(GTH Note: This review naturally takes the videomaker's viewpoint. However the ACE works with ANY video source and will also correct other people's mistakes or equipment faults! Home Cinema owners wanting perfect results also find it ideal.)
A video processor is essential for correcting colour, contrast and brightness faults when dubbing from one generation to the next. Some edit controllers offer these basic functions but there are not many standalone processors on the market dedicated to improving videos in such a sophisticated way as the Advanced Colour Enhancer (ACE) from GTH Electronics.
The ACE looks like something out of an old power station but it actually contains contemporary digital 4:2:2 processing technology. The range of controls on offer will deal with every type of common aberration that can occur, plus there are a comprehensive range of fades, wipes and digital effects.
Any type of camcorder can be connected to the unit. Round the back are input and output sockets for S-Video, composite video and stereo audio phonos. In addition there's a Scart output option for connecting to a VHS VCR.
Colour controls are divided into saturation, balance and shift. Saturation allows you to vary the amount of colour from zero (black and white) to twice the normal colour. Balance is useful for correcting skin tones without altering the white balance. Moving the knob anticlockwise makes skin seem more yellow, clockwise makes it more pink. The Shift control is very useful for eliminating colour bleed, which is often exaggerated when dubbing. The control moves the colour part of the picture horizontally. (GTH Note: Vertical Shift has now been added to cure colour droop.)
There are three knobs for altering white balance, one each for adjusting the red, green and blue components. Clockwise rotation increases the relevant colour and anticlockwise decreases it. As well as redressing incorrect colour cast they can be used for creating tints.
There are two knobs in the video controls section for adjusting contrast and brightness. The standard setting is with the pointer at the top so the value of each can be increased or decreased and the range of values offered are more than sufficient for tweaking slight aberrations.
Under a section labelled special effects are two controls for adjusting sharpness and for 'digitising' the image. A boost in sharpness is often needed when copying while reduction can be used for excessive graininess.
By increasing the digitise control, the number of colour and brightness levels in the picture are reduced, creating a cartoon-like effect. When digitising, it's best to set the sharpness control to its minimum, this helps to reduce the dottiness of the image.
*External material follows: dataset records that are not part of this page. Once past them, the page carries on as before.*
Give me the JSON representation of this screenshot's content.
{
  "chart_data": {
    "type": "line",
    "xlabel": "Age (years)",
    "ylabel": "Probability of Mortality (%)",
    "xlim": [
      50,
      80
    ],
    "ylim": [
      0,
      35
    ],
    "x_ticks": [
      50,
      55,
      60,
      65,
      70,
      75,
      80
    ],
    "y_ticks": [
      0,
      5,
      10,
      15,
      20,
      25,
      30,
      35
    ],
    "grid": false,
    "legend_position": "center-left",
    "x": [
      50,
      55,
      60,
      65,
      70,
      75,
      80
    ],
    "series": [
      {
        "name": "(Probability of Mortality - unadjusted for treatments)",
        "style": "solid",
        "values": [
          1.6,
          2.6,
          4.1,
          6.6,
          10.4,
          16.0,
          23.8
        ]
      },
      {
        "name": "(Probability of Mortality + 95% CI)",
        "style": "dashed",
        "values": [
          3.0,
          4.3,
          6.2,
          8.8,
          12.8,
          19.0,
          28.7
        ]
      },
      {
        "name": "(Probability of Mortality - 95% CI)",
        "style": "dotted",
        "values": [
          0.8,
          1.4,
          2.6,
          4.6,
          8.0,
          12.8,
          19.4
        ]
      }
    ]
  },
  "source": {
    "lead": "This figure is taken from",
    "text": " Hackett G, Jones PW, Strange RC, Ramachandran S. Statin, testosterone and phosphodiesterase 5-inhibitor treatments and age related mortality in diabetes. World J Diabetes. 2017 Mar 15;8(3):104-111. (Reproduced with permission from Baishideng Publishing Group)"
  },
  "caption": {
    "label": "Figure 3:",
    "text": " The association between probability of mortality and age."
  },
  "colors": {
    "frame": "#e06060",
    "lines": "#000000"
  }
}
There are two invert buttons on the ACE that can be used to reverse colours. There is a choice of just black and white (video control), just colours or both, useful for viewing colour negatives as positives. The unit also has the facility to conjure up a clear deep blue or red screen via a couple of push buttons on the right. With both buttons depressed you get the standard colour bars pattern.
There are a total of 15 different fades and wipes which are created using the push buttons and speed/manual knob in the centre of the unit. In auto mode, all actions are triggered by pressing the action button with the duration (between one and five seconds) determined by the knob's position. In manual mode, the knob controls the duration of the effect. There's also the option for fading or bypassing the audio.
Additionally, special effects including a widescreen effect and sepia tone can be created by combining various buttons and colour controls.
Finally, there's a bypass button for reverting the image back to being completely unprocessed, useful if you're unsure whether a fault is on the original tape or you've managed to make a mess of the settings.
For £250 the ACE is good value for correcting imperfect images, maintaining image quality when dubbing and adding special effects.